RESUMO
Sem tempo? A Lili IA resume para você
O Sul da Itália domina o pódio das cidades com o melhor clima em 2024, segundo a quarta edição do Índice de vivibilidade climática do Corriere della Sera em parceria com o iLMeteo.it. Na classificação geral, Cagliari fica no topo, seguida por Nápoles em segundo lugar e Salerno em terceiro. Nas posições seguintes aparecem Brindisi e Agrigento.
O levantamento destaca que o último ano foi o mais quente já registrado no país, com temperatura média 1,36 °C acima dos valores de referência climáticos 1991-2020. No Centro-Sul, o desvio foi ainda maior: +1,63 °C em relação à média, ultrapassando o limite de +1,5 °C apontado pelo Acordo de Paris como patamar crítico para evitar impactos potencialmente irreparáveis.
“Apesar das temperaturas elevadas, as cidades costeiras do Sul beneficiaram-se da brisa estival e de poucos dias de chuva”, explica Lorenzo Tedici, meteorologista e responsável de mídia do iLMeteo.it. “O Norte foi fortemente penalizado por eventos extremos e precipitações abundantes. O excesso de calor no verão fez despencar na tabela as cidades da planície padana, com Brescia em última posição. Granizadas e inondazioni (chuvas intensas e alagamentos) prejudicaram muito o resultado do Norte.”

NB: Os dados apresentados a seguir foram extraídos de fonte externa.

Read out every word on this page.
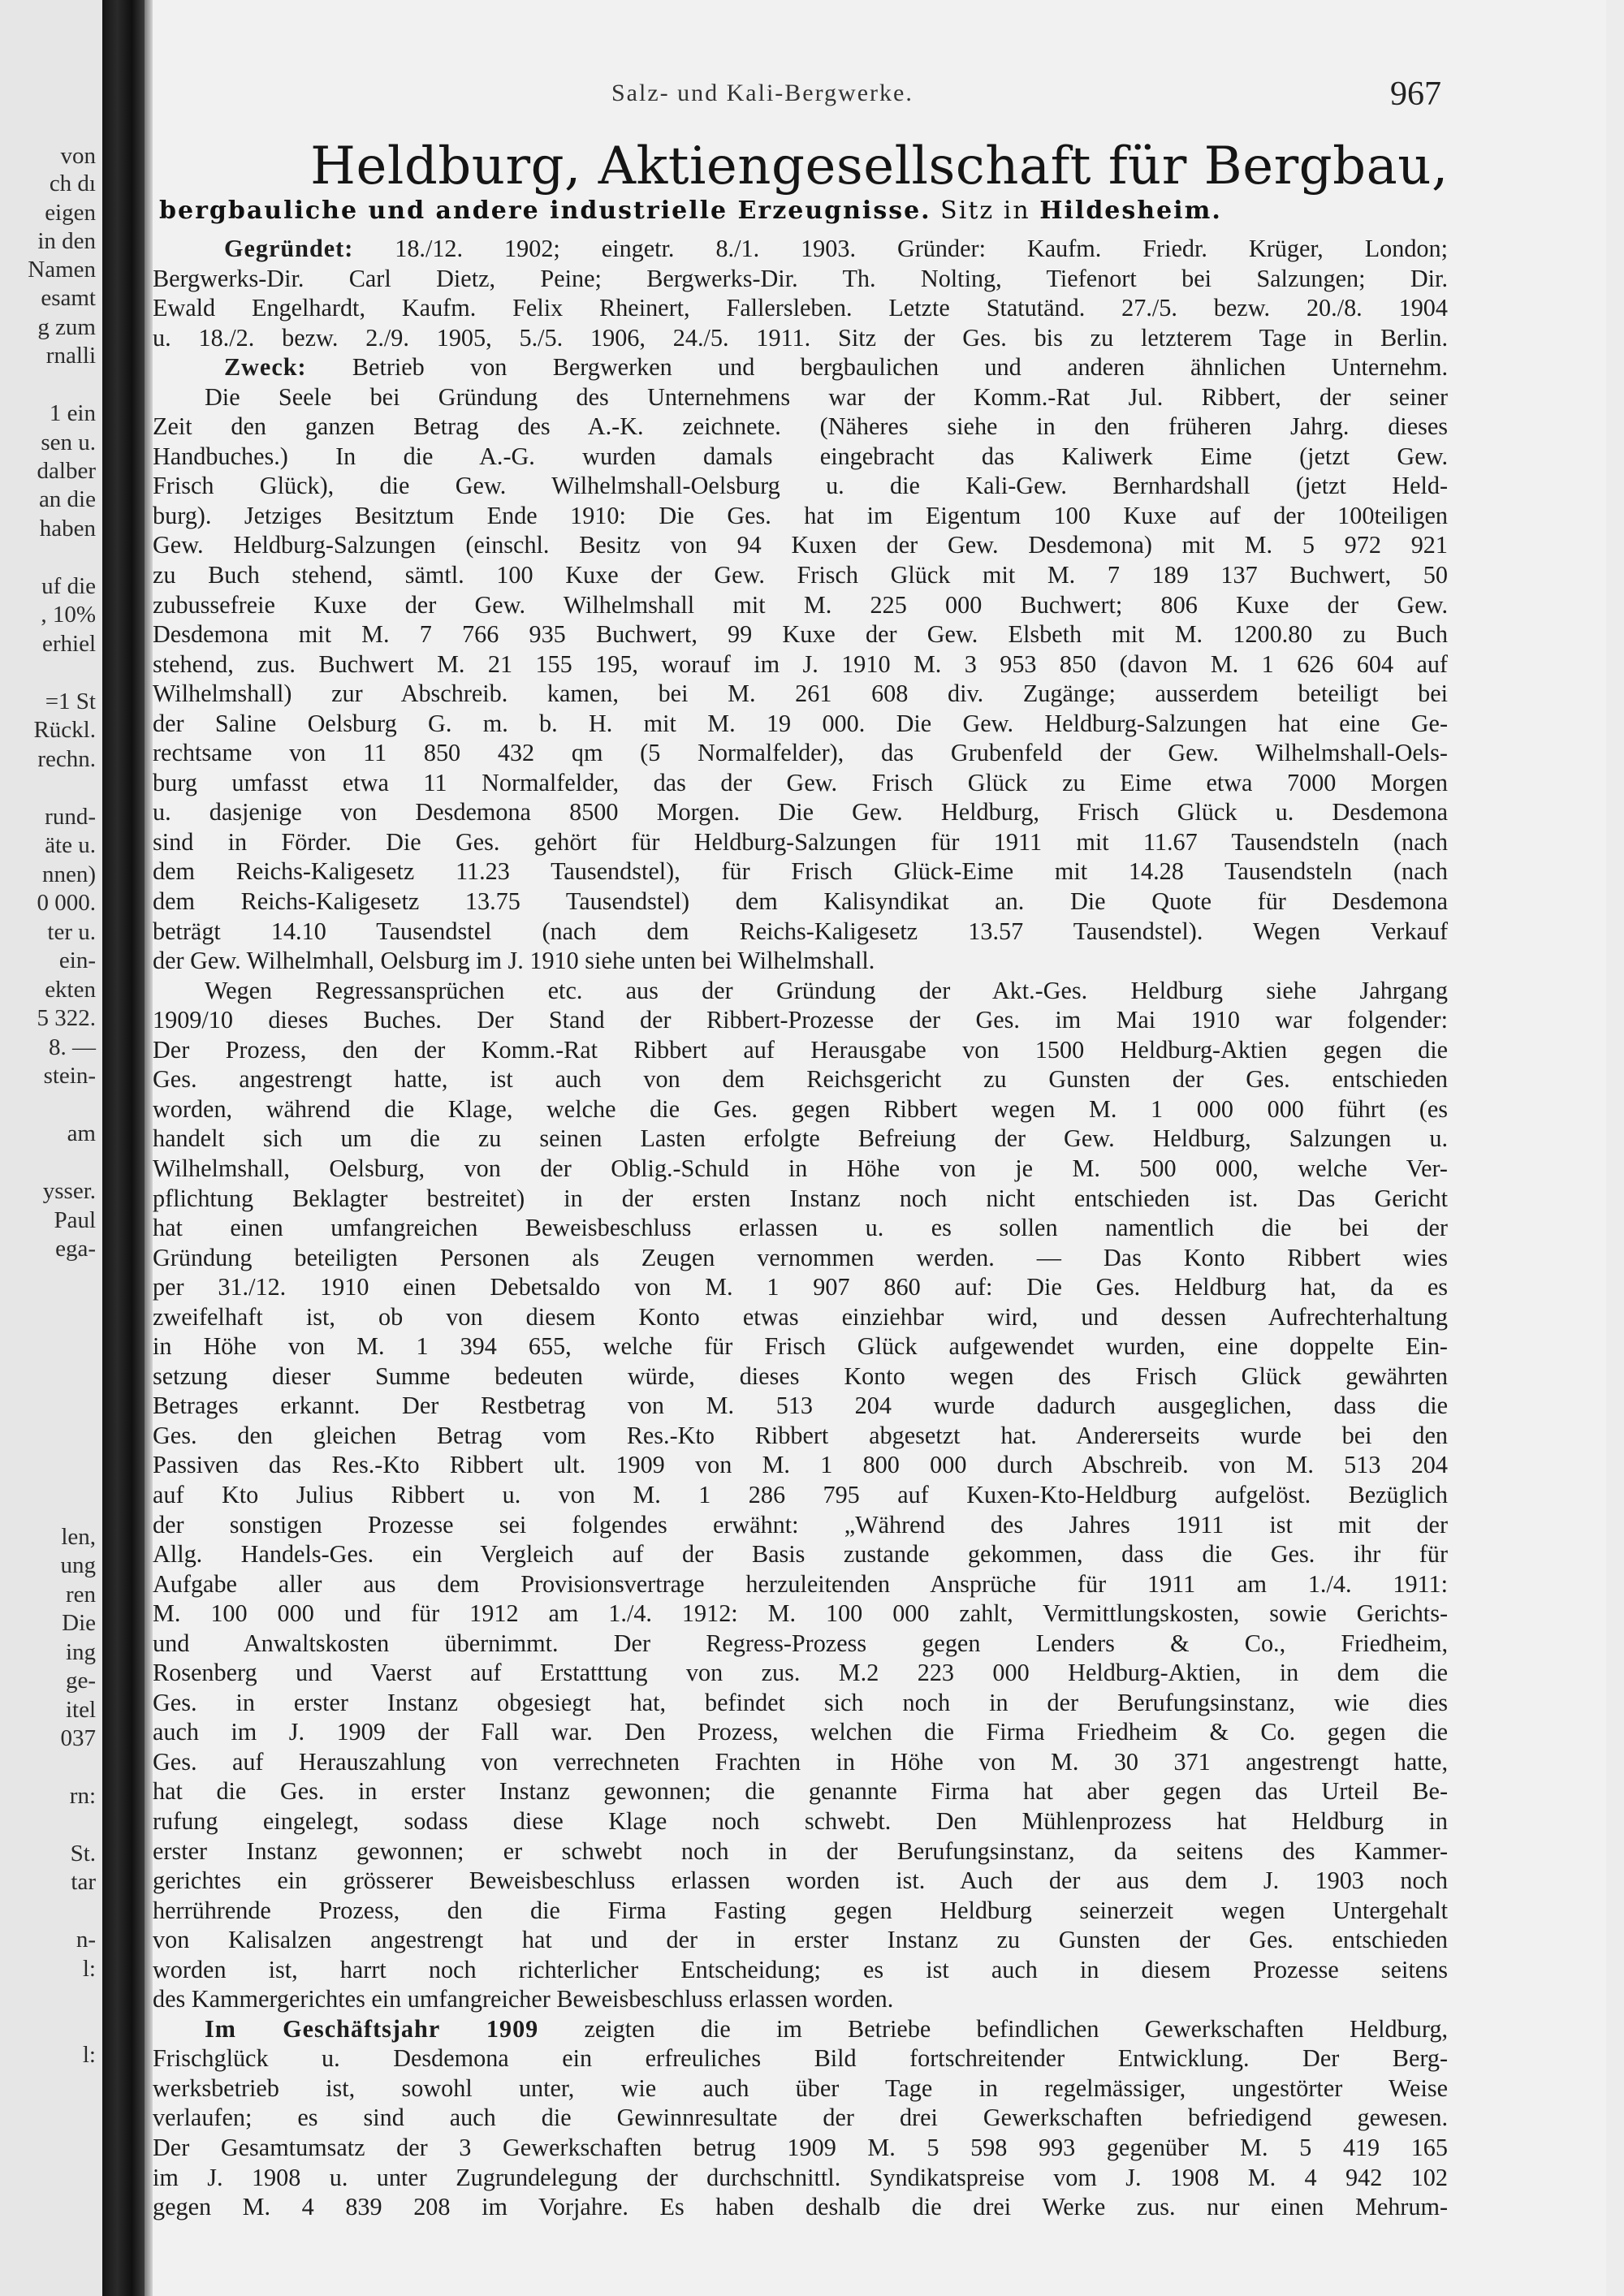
von
ch dı
eigen
in den
Namen
esamt
g zum
rnalli
1 ein
sen u.
dalber
an die
haben
uf die
, 10%
erhiel
=1 St
Rückl.
rechn.
rund-
äte u.
nnen)
0 000.
ter u.
ein-
ekten
5 322.
8. —
stein-
am
ysser.
Paul
ega-
len,
ung
ren
Die
ing
ge-
itel
037
rn:
St.
tar
n-
l:
l:
Salz- und Kali-Bergwerke.	967
Heldburg, Aktiengesellschaft für Bergbau,
bergbauliche und andere industrielle Erzeugnisse. Sitz in Hildesheim.
Gegründet: 18./12. 1902; eingetr. 8./1. 1903. Gründer: Kaufm. Friedr. Krüger, London;
Bergwerks-Dir. Carl Dietz, Peine; Bergwerks-Dir. Th. Nolting, Tiefenort bei Salzungen; Dir.
Ewald Engelhardt, Kaufm. Felix Rheinert, Fallersleben. Letzte Statutänd. 27./5. bezw. 20./8. 1904
u. 18./2. bezw. 2./9. 1905, 5./5. 1906, 24./5. 1911. Sitz der Ges. bis zu letzterem Tage in Berlin.
Zweck: Betrieb von Bergwerken und bergbaulichen und anderen ähnlichen Unternehm.
Die Seele bei Gründung des Unternehmens war der Komm.-Rat Jul. Ribbert, der seiner
Zeit den ganzen Betrag des A.-K. zeichnete. (Näheres siehe in den früheren Jahrg. dieses
Handbuches.) In die A.-G. wurden damals eingebracht das Kaliwerk Eime (jetzt Gew.
Frisch Glück), die Gew. Wilhelmshall-Oelsburg u. die Kali-Gew. Bernhardshall (jetzt Held-
burg). Jetziges Besitztum Ende 1910: Die Ges. hat im Eigentum 100 Kuxe auf der 100teiligen
Gew. Heldburg-Salzungen (einschl. Besitz von 94 Kuxen der Gew. Desdemona) mit M. 5 972 921
zu Buch stehend, sämtl. 100 Kuxe der Gew. Frisch Glück mit M. 7 189 137 Buchwert, 50
zubussefreie Kuxe der Gew. Wilhelmshall mit M. 225 000 Buchwert; 806 Kuxe der Gew.
Desdemona mit M. 7 766 935 Buchwert, 99 Kuxe der Gew. Elsbeth mit M. 1200.80 zu Buch
stehend, zus. Buchwert M. 21 155 195, worauf im J. 1910 M. 3 953 850 (davon M. 1 626 604 auf
Wilhelmshall) zur Abschreib. kamen, bei M. 261 608 div. Zugänge; ausserdem beteiligt bei
der Saline Oelsburg G. m. b. H. mit M. 19 000. Die Gew. Heldburg-Salzungen hat eine Ge-
rechtsame von 11 850 432 qm (5 Normalfelder), das Grubenfeld der Gew. Wilhelmshall-Oels-
burg umfasst etwa 11 Normalfelder, das der Gew. Frisch Glück zu Eime etwa 7000 Morgen
u. dasjenige von Desdemona 8500 Morgen. Die Gew. Heldburg, Frisch Glück u. Desdemona
sind in Förder. Die Ges. gehört für Heldburg-Salzungen für 1911 mit 11.67 Tausendsteln (nach
dem Reichs-Kaligesetz 11.23 Tausendstel), für Frisch Glück-Eime mit 14.28 Tausendsteln (nach
dem Reichs-Kaligesetz 13.75 Tausendstel) dem Kalisyndikat an. Die Quote für Desdemona
beträgt 14.10 Tausendstel (nach dem Reichs-Kaligesetz 13.57 Tausendstel). Wegen Verkauf
der Gew. Wilhelmhall, Oelsburg im J. 1910 siehe unten bei Wilhelmshall.
Wegen Regressansprüchen etc. aus der Gründung der Akt.-Ges. Heldburg siehe Jahrgang
1909/10 dieses Buches. Der Stand der Ribbert-Prozesse der Ges. im Mai 1910 war folgender:
Der Prozess, den der Komm.-Rat Ribbert auf Herausgabe von 1500 Heldburg-Aktien gegen die
Ges. angestrengt hatte, ist auch von dem Reichsgericht zu Gunsten der Ges. entschieden
worden, während die Klage, welche die Ges. gegen Ribbert wegen M. 1 000 000 führt (es
handelt sich um die zu seinen Lasten erfolgte Befreiung der Gew. Heldburg, Salzungen u.
Wilhelmshall, Oelsburg, von der Oblig.-Schuld in Höhe von je M. 500 000, welche Ver-
pflichtung Beklagter bestreitet) in der ersten Instanz noch nicht entschieden ist. Das Gericht
hat einen umfangreichen Beweisbeschluss erlassen u. es sollen namentlich die bei der
Gründung beteiligten Personen als Zeugen vernommen werden. — Das Konto Ribbert wies
per 31./12. 1910 einen Debetsaldo von M. 1 907 860 auf: Die Ges. Heldburg hat, da es
zweifelhaft ist, ob von diesem Konto etwas einziehbar wird, und dessen Aufrechterhaltung
in Höhe von M. 1 394 655, welche für Frisch Glück aufgewendet wurden, eine doppelte Ein-
setzung dieser Summe bedeuten würde, dieses Konto wegen des Frisch Glück gewährten
Betrages erkannt. Der Restbetrag von M. 513 204 wurde dadurch ausgeglichen, dass die
Ges. den gleichen Betrag vom Res.-Kto Ribbert abgesetzt hat. Andererseits wurde bei den
Passiven das Res.-Kto Ribbert ult. 1909 von M. 1 800 000 durch Abschreib. von M. 513 204
auf Kto Julius Ribbert u. von M. 1 286 795 auf Kuxen-Kto-Heldburg aufgelöst. Bezüglich
der sonstigen Prozesse sei folgendes erwähnt: „Während des Jahres 1911 ist mit der
Allg. Handels-Ges. ein Vergleich auf der Basis zustande gekommen, dass die Ges. ihr für
Aufgabe aller aus dem Provisionsvertrage herzuleitenden Ansprüche für 1911 am 1./4. 1911:
M. 100 000 und für 1912 am 1./4. 1912: M. 100 000 zahlt, Vermittlungskosten, sowie Gerichts-
und Anwaltskosten übernimmt. Der Regress-Prozess gegen Lenders & Co., Friedheim,
Rosenberg und Vaerst auf Erstatttung von zus. M.2 223 000 Heldburg-Aktien, in dem die
Ges. in erster Instanz obgesiegt hat, befindet sich noch in der Berufungsinstanz, wie dies
auch im J. 1909 der Fall war. Den Prozess, welchen die Firma Friedheim & Co. gegen die
Ges. auf Herauszahlung von verrechneten Frachten in Höhe von M. 30 371 angestrengt hatte,
hat die Ges. in erster Instanz gewonnen; die genannte Firma hat aber gegen das Urteil Be-
rufung eingelegt, sodass diese Klage noch schwebt. Den Mühlenprozess hat Heldburg in
erster Instanz gewonnen; er schwebt noch in der Berufungsinstanz, da seitens des Kammer-
gerichtes ein grösserer Beweisbeschluss erlassen worden ist. Auch der aus dem J. 1903 noch
herrührende Prozess, den die Firma Fasting gegen Heldburg seinerzeit wegen Untergehalt
von Kalisalzen angestrengt hat und der in erster Instanz zu Gunsten der Ges. entschieden
worden ist, harrt noch richterlicher Entscheidung; es ist auch in diesem Prozesse seitens
des Kammergerichtes ein umfangreicher Beweisbeschluss erlassen worden.
Im Geschäftsjahr 1909 zeigten die im Betriebe befindlichen Gewerkschaften Heldburg,
Frischglück u. Desdemona ein erfreuliches Bild fortschreitender Entwicklung. Der Berg-
werksbetrieb ist, sowohl unter, wie auch über Tage in regelmässiger, ungestörter Weise
verlaufen; es sind auch die Gewinnresultate der drei Gewerkschaften befriedigend gewesen.
Der Gesamtumsatz der 3 Gewerkschaften betrug 1909 M. 5 598 993 gegenüber M. 5 419 165
im J. 1908 u. unter Zugrundelegung der durchschnittl. Syndikatspreise vom J. 1908 M. 4 942 102
gegen M. 4 839 208 im Vorjahre. Es haben deshalb die drei Werke zus. nur einen Mehrum-
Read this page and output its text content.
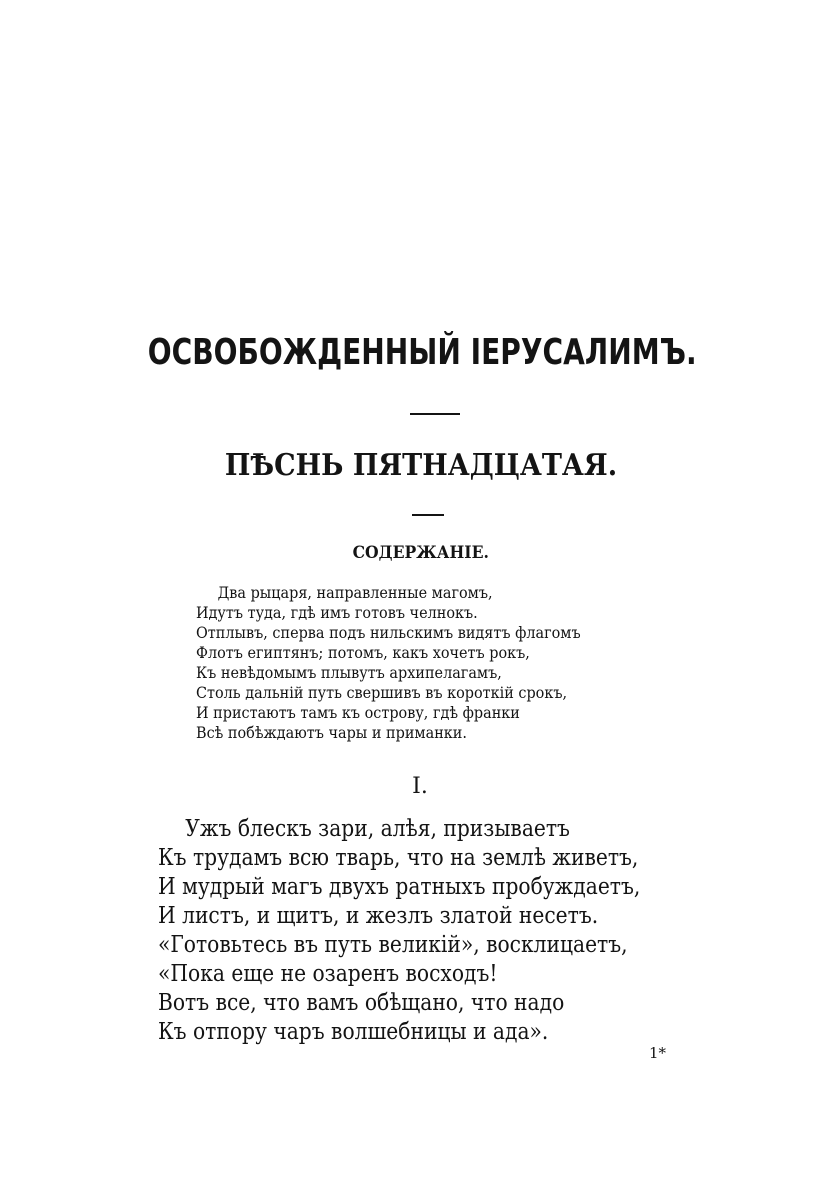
ОСВОБОЖДЕННЫЙ ІЕРУСАЛИМЪ.
ПѢСНЬ ПЯТНАДЦАТАЯ.
СОДЕРЖАНІЕ.
Два рыцаря, направленные магомъ,
Идутъ туда, гдѣ имъ готовъ челнокъ.
Отплывъ, сперва подъ нильскимъ видятъ флагомъ
Флотъ египтянъ; потомъ, какъ хочетъ рокъ,
Къ невѣдомымъ плывутъ архипелагамъ,
Столь дальній путь свершивъ въ короткій срокъ,
И пристаютъ тамъ къ острову, гдѣ франки
Всѣ побѣждаютъ чары и приманки.
I.
Ужъ блескъ зари, алѣя, призываетъ
Къ трудамъ всю тварь, что на землѣ живетъ,
И мудрый магъ двухъ ратныхъ пробуждаетъ,
И листъ, и щитъ, и жезлъ златой несетъ.
«Готовьтесь въ путь великій», восклицаетъ,
«Пока еще не озаренъ восходъ!
Вотъ все, что вамъ обѣщано, что надо
Къ отпору чаръ волшебницы и ада».
1*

Para compor o ranking foram considerados os 108 capoluoghi di provincia (capitais de província). Foram confrontados 17 parâmetros, hora a hora e dia a dia, no período de 1º de janeiro de 2000 a 31 de dezembro de 2024 — mais de 402 milhões de dados analisados no total.
O estudo utilizou também inteligência artificial para acelerar e aprimorar as análises. Segundo Tedici, sem a IA o trabalho teria demandado muito mais tempo. A tecnologia ajudou a identificar melhor as ilhas de calor nos centros urbanos, onde as temperaturas costumam ser 3–5 °C superiores às registradas nas estações de aeroportos localizadas fora das cidades. A IA permitiu ainda realizar extrapolações em locais onde, há 25 anos, as estações meteorológicas eram inexistentes ou de tipologia pouco comparável.
Entre os indicadores avaliados estão:
- Brezza estiva (velocidade média do vento na estação de verão: 1º de junho a 31 de agosto);
- Conforto por umidade (número de dias anuais em que a umidade se manteve entre 30% e 75% o dia todo);
- Escursione termica (diferença média anual entre temperatura máxima e mínima diária);
- Dias frios (número de dias por ano com máxima < 3 °C);
- Nebbia (dias por ano com visibilidade inferior a 1000 m);
- Nuvosidade (percentual médio anual de cobertura de nuvens);
- Ondate di calore (séries de pelo menos 4 dias consecutivos com média diária de temperatura acima do limiar histórico);
- Dias de chuva (número anual de dias com precipitação registrada).
O resultado evidencia duas tendências claras: as zonas costeiras do Sul, graças à influência marítima e a menores índices de precipitação extrema, apresentam melhor qualidade climática aparente; já o Norte, e em particular as áreas de planície, sofreu com extremos hidrometeorológicos que deterioraram seu posicionamento no índice.
O estudo ressalta a necessidade de políticas locais e nacionais que considerem não só o aquecimento médio, mas também a variação de extremos — chuvas intensas, granizadas e ondas de calor — que afetam diretamente a vivibilidade urbana e a segurança da população.